Over time, most of those territorial losses were revoked, including Hong Kong that reverted to China in 1997, but not the biggest territorial losses by far, which were extorted by Imperial Russia in 1858 and 1860. They now constitute a slice of Siberia and Russia’s Maritime Province in the Far East, including Vladivostok. In spite of the passage of time, many in China still remember the lost territories and the old humiliations only too keenly. Let’s not forget why the Russians invaded Ukraine.

Then, more recently, another warning appeared, with China’s very quiet but momentous request to build a modern container port in the bay of Slavianska, in Russia’s Maritime Province south of Vladivostok, where Chinese territory arrives within 11 miles of the Pacific Ocean. The Chinese certainly have a very good reason to build the port: the economy of the entire its north-east, the “rust belt” Dongbei, has long suffered from its distance from a seaport. As the economy there is transformed, so the Chinese threat increases.

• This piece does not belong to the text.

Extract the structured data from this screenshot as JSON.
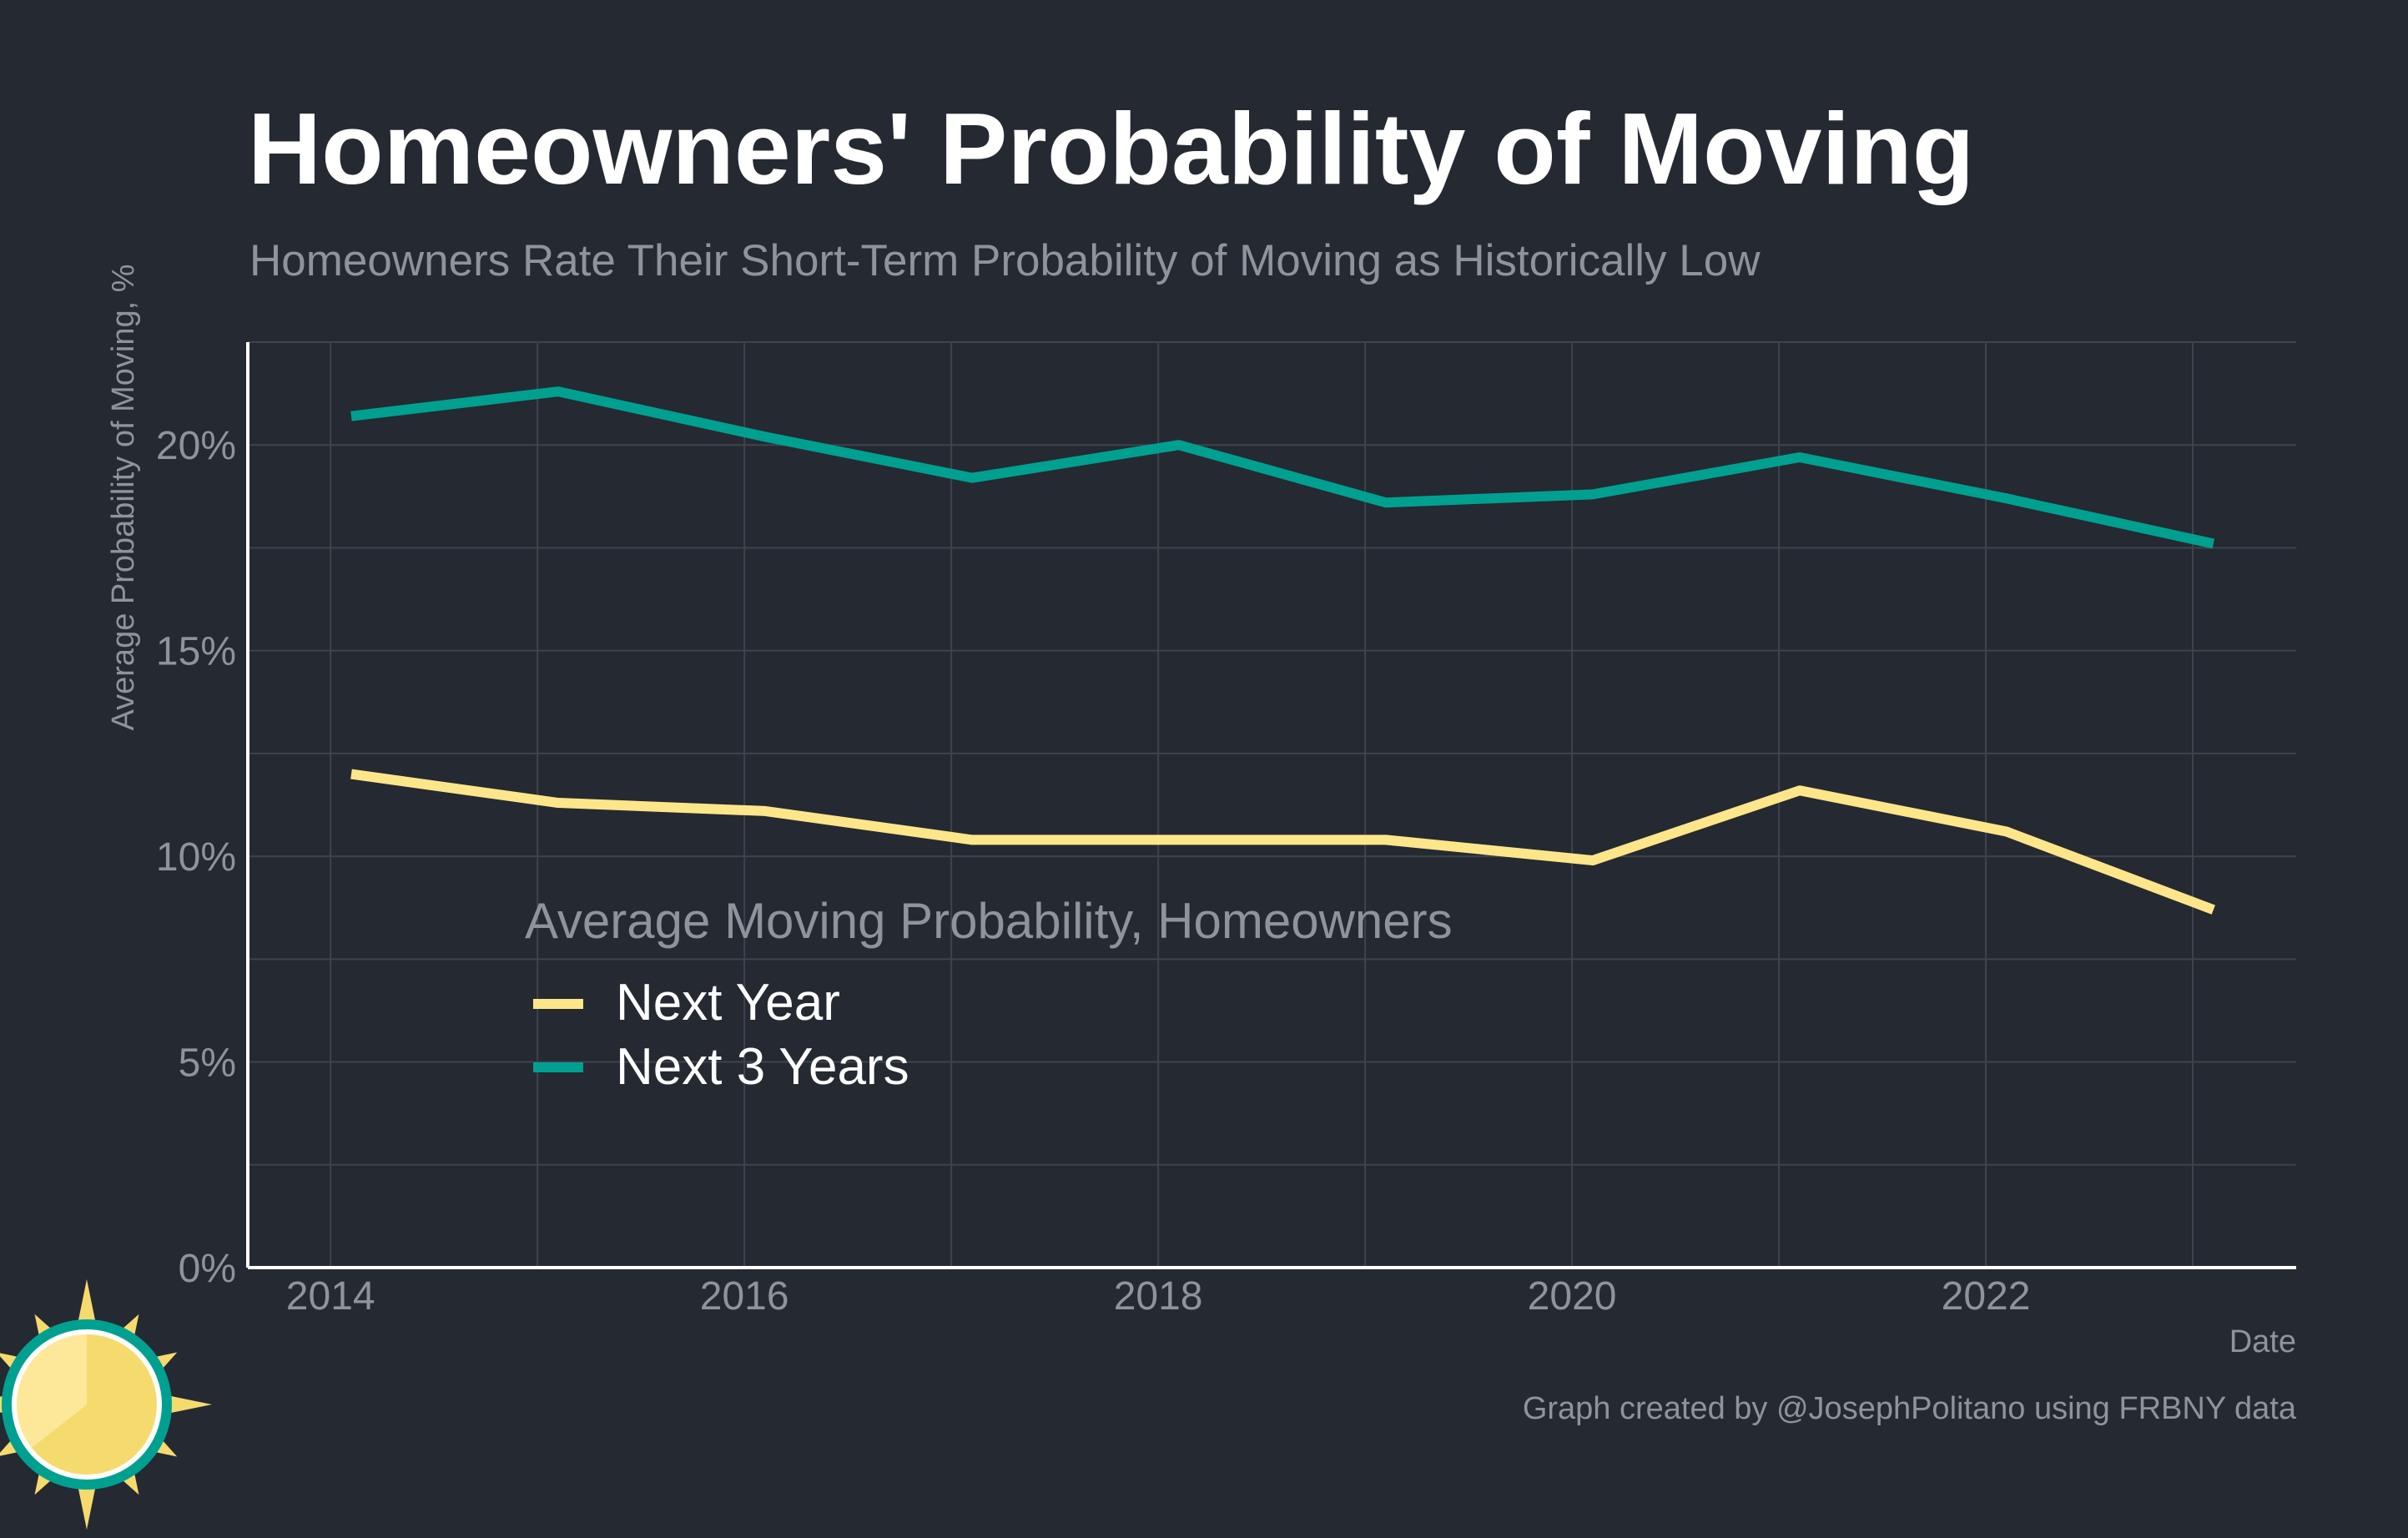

So, yes, it is certainly a key Western interest that the war in Ukraine ends advantageously, with an agreed territorial settlement not imposed by either side. Equally, it is vitally important that Russia should not be as dependent on China as it now is. Europe may have its head stuck in the sand in this regard, but it seems that Trump has spotted this opportunity, realising that in Putin’s pursuit of a favourable outcome in Ukraine there is an opportunity to detach him from Beijing. While it might seem far-fetched, even for this most unpredictable of presidents, the televised humiliation of Zelensky did seem to indicate that Nixonian intent.


Professor Edward Luttwak is a strategist and historian known for his works on grand strategy, geoeconomics, military history, and international relations.